Good question – it can depend on a few things. In many companies, you’ll have to wear both hats... I know I sure have.
As Product Marketing teams grow, where it starts to break out into dedicated roles is at the target persona level – your more traditional PMM may focus more on the executive personas/solution marketing/business value route, while your more technical PMM may focus more on the practitioner personas/example use cases/how to guides route.
If you're trying to figure out your own path here, one could either look to double down on one area or improve in others to gain broader coverage. More tech-centric PMMs have a lot of depth, but may lack the big picture, so it's beneficial to spend more time with folks on the strategy/GTM side of the house.

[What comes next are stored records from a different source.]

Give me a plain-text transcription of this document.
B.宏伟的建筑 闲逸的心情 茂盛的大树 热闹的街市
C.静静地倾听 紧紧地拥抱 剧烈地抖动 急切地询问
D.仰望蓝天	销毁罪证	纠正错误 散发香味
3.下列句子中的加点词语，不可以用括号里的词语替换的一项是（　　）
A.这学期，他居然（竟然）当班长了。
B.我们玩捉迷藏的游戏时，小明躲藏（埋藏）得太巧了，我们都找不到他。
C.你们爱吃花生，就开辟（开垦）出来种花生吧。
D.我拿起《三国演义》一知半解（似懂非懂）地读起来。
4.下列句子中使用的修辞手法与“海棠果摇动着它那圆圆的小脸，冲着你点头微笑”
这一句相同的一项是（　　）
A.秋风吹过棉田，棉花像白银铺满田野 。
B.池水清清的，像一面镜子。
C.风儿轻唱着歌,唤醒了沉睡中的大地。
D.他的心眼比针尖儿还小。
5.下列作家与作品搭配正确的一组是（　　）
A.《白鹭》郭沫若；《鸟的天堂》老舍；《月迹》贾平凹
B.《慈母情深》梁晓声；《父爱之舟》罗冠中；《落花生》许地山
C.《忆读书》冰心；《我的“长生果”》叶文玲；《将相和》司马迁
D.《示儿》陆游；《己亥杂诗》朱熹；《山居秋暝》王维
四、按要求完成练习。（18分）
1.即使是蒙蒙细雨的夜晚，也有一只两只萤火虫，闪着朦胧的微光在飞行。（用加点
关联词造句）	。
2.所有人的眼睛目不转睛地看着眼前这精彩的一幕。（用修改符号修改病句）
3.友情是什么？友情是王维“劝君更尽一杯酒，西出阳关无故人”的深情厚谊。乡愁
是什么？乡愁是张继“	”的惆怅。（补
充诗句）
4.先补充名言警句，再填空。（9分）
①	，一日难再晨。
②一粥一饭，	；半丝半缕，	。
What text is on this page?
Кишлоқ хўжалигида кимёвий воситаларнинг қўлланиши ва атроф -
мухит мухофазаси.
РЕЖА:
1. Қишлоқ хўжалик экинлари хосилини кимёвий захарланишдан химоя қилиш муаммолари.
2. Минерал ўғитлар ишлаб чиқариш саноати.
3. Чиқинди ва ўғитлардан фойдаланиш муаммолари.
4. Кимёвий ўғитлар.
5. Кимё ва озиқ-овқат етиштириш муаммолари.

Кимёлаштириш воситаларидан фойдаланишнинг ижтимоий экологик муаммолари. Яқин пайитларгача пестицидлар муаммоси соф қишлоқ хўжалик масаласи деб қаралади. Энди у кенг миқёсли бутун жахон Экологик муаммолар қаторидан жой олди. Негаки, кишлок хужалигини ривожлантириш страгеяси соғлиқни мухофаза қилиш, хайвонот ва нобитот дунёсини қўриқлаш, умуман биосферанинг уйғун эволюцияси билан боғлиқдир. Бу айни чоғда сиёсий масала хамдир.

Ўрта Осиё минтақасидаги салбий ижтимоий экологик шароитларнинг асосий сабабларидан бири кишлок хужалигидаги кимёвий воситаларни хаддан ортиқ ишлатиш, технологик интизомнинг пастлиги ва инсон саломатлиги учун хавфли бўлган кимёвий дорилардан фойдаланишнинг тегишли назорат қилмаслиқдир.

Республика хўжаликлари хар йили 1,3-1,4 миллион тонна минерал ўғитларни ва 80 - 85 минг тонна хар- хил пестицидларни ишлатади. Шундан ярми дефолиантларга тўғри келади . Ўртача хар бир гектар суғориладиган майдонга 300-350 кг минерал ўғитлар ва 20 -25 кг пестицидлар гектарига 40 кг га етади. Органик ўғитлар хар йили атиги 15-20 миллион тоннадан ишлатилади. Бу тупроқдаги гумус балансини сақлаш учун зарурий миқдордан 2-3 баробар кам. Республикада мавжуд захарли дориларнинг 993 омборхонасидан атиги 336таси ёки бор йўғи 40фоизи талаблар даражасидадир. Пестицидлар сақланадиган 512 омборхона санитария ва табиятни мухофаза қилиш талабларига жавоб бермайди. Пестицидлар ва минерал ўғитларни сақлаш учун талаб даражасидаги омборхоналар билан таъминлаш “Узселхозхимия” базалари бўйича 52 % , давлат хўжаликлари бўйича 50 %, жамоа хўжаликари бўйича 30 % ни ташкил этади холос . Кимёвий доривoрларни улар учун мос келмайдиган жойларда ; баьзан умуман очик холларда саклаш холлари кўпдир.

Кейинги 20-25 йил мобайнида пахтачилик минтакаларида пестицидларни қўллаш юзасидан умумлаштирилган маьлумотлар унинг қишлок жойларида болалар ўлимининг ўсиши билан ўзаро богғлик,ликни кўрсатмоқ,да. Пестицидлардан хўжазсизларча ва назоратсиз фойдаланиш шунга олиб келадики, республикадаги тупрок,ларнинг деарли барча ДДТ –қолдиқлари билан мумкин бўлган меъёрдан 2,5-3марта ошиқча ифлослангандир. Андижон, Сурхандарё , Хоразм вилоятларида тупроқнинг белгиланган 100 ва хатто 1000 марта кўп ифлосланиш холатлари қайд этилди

More traditional PMMs know the fundamentals well, but may lack depth, so it's beneficial to spend time with folks on the product/Eng side of the house.
Techncial Product Marketers have a higher degree of industry knowledge and technical expertise. In a team, they are specialized in the areas of:
- Competitive intelligence: owning the maintenance of battlecards, and acts as SMEs when going head-to-head in a late-stage opportunity
- Technical enablement (SE, Professional Services): may entail building hands-on labs, creating technical content (e.g. reference architectures, demo environment + demo scripts, technical white papers)
- Running betas / "dogfooding" product early-on: some companies have PMs run betas, others deploy technical product marketers to build the early onboarding materials / guide early customer deployments
Building a PMM team does not dictate that Technical Product Marketers are required. In a lean PMM team, oftentimes the most technical leaning PMMs have regular day-to-day PMM responsibilites (e.g. aligned with a product line), but are also tasked with the areas listed above in a part-time capacity.